Javier Rodriguez, the MDX director, downplayed the letter during a meeting of the board Tuesday, only the second since a Florida judge reinstated the government agency after a new state law dissolved it for a new toll board called the Greater Miami Expressway Agency. The law, signed by Gov. Ron DeSantis and backed by Miami-Dade Republicans in Tallahassee, is suspended pending an appeal of the Aug. 9 lower-court decision that declared the legislation unconstitutional.
Rodriguez said the MDX can provide EPA administrators the information needed to answer questions raised by the regulator. “They basically asked for information. We have that information,” Rodriguez said. “Our study effectively addresses all the concerns they have.”
The EPA letter draws the latest fault line in a highway debate that has divided some of Miami-Dade’s most prominent Republicans. On the one side is county Mayor Carlos Gimenez, the MDX’s appointed chairman who has led the charge to win county approval of the highway and tried to rally public support behind the $1 billion effort.
On the other is U.S. Sen. Marco Rubio, R-Florida, who got his political start in Miami and touted the EPA’s letter in a Twitter post over the weekend all but declaring the 836 project dead. “Without EPA concurrence,” Rubio wrote, the Army Corps “will not approve #CleanWaterAct permits for #KendallParkway construction in Bird Road Basin.”
Gimenez questioned the confrontational role his fellow Republican has taken toward the 836 extension while not objecting to a trio of new toll roads approved by the Florida legislature this year for Florida. “He’s very focused on the Kendall Parkway, but he’s not focused at all on hundreds of miles of highway running through environmentally sensitive land,” Gimenez said during a break in the meeting. Rubio’s office had no immediate comment.

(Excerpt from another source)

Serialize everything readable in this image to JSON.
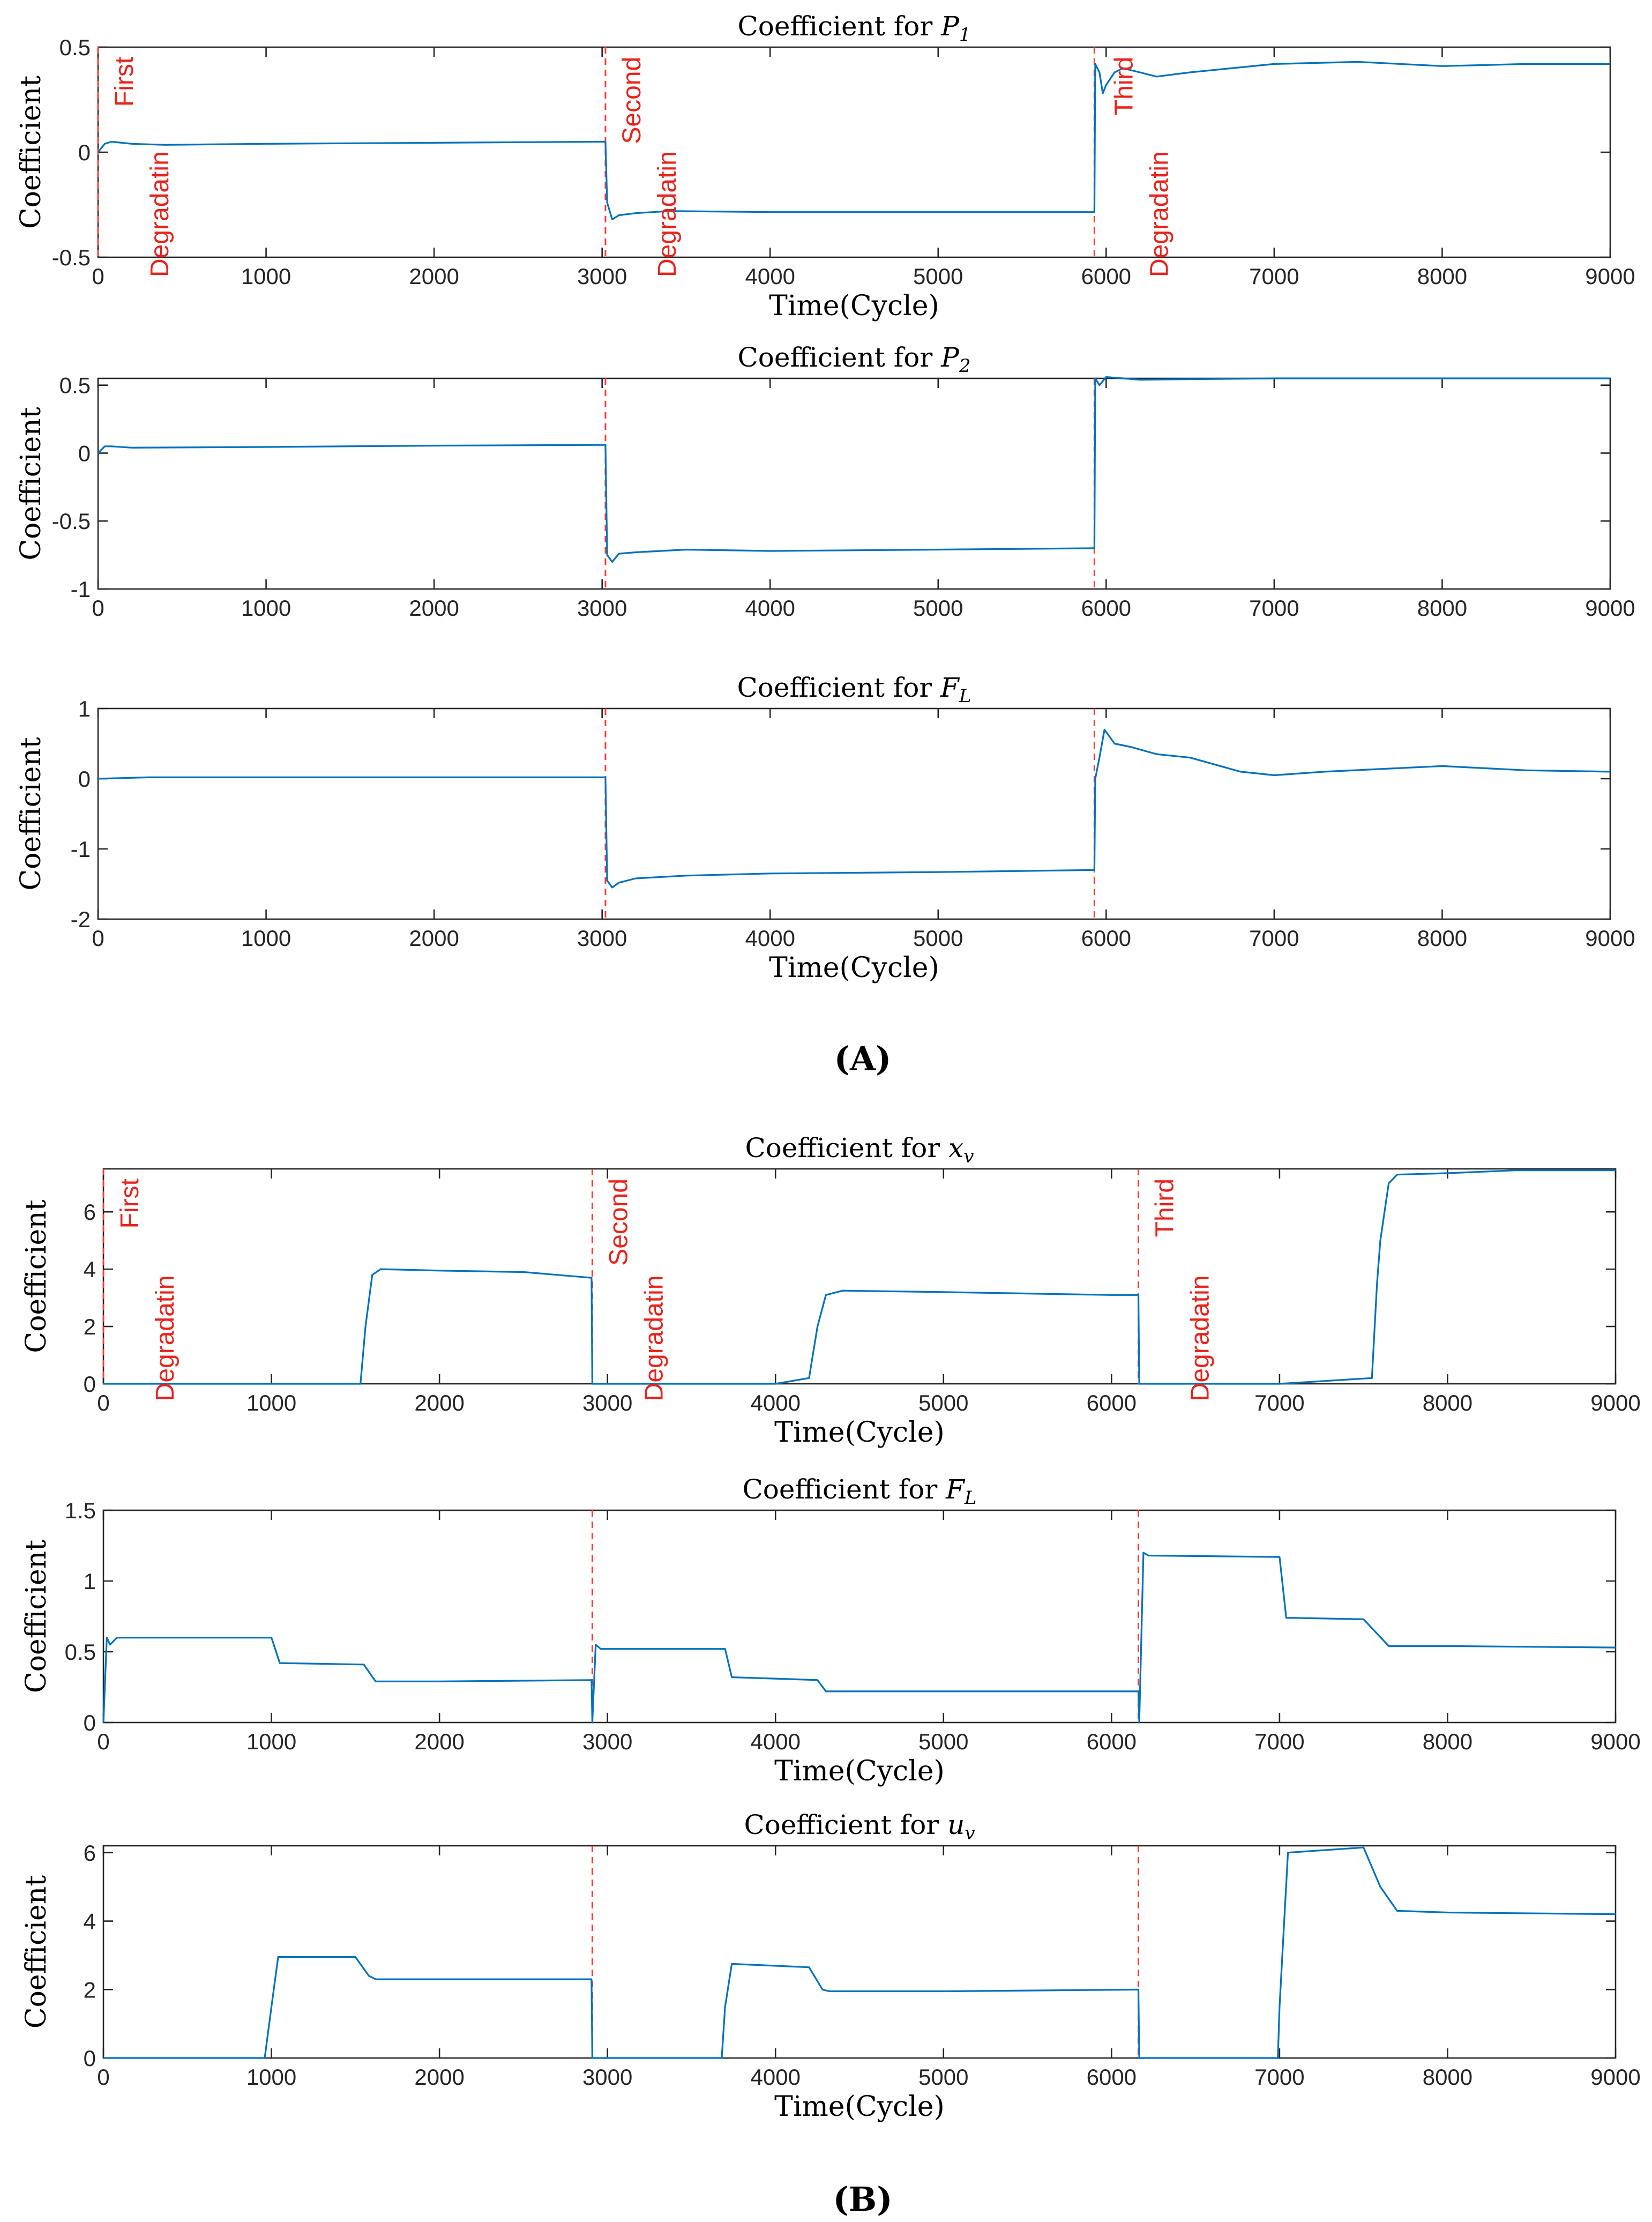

Bird Drive Basin was once part of the Shark River Slough, the main artery for water flow in the Everglades. It’s used to recharge the region’s shallow Biscayne aquifer, the only drinking water source for communities in Miami-Dade and Miccosukee Tribe. It’s also home to native animals, wading birds and rare plants.
“Freshwater wetlands are essential to the region because they provide important water quality and wildlife benefits, and serve as a filtration system that protect bodies of water,” Jeaneanne Gettle, Director of EPA’s Water Division in Atlanta, wrote in the letter.
Because of its key location and the functions that it serves, Bird Drive Basin is part of the Everglades Restoration Plan, and was earmarked for restoration work to reestablish water flow south through the river of grass. Much of that land is already owned by the South Florida Water Management District and the U.S. Department of the Interior. The Miccosukee also own land acquired to restore the tribe’s historic homelands.
Environmentalists and a developer sued MDX and Miami-Dade, arguing the project would violate the county’s growth management plan. They warned that allowing the road to get so close to the Everglades would encourage more suburban sprawl and development that could endanger protected wetlands.
South Florida water managers and the Florida Department of Environmental Protection had already raised red flags over the lack of details about the impact of the road on natural resources, water supply and flood control.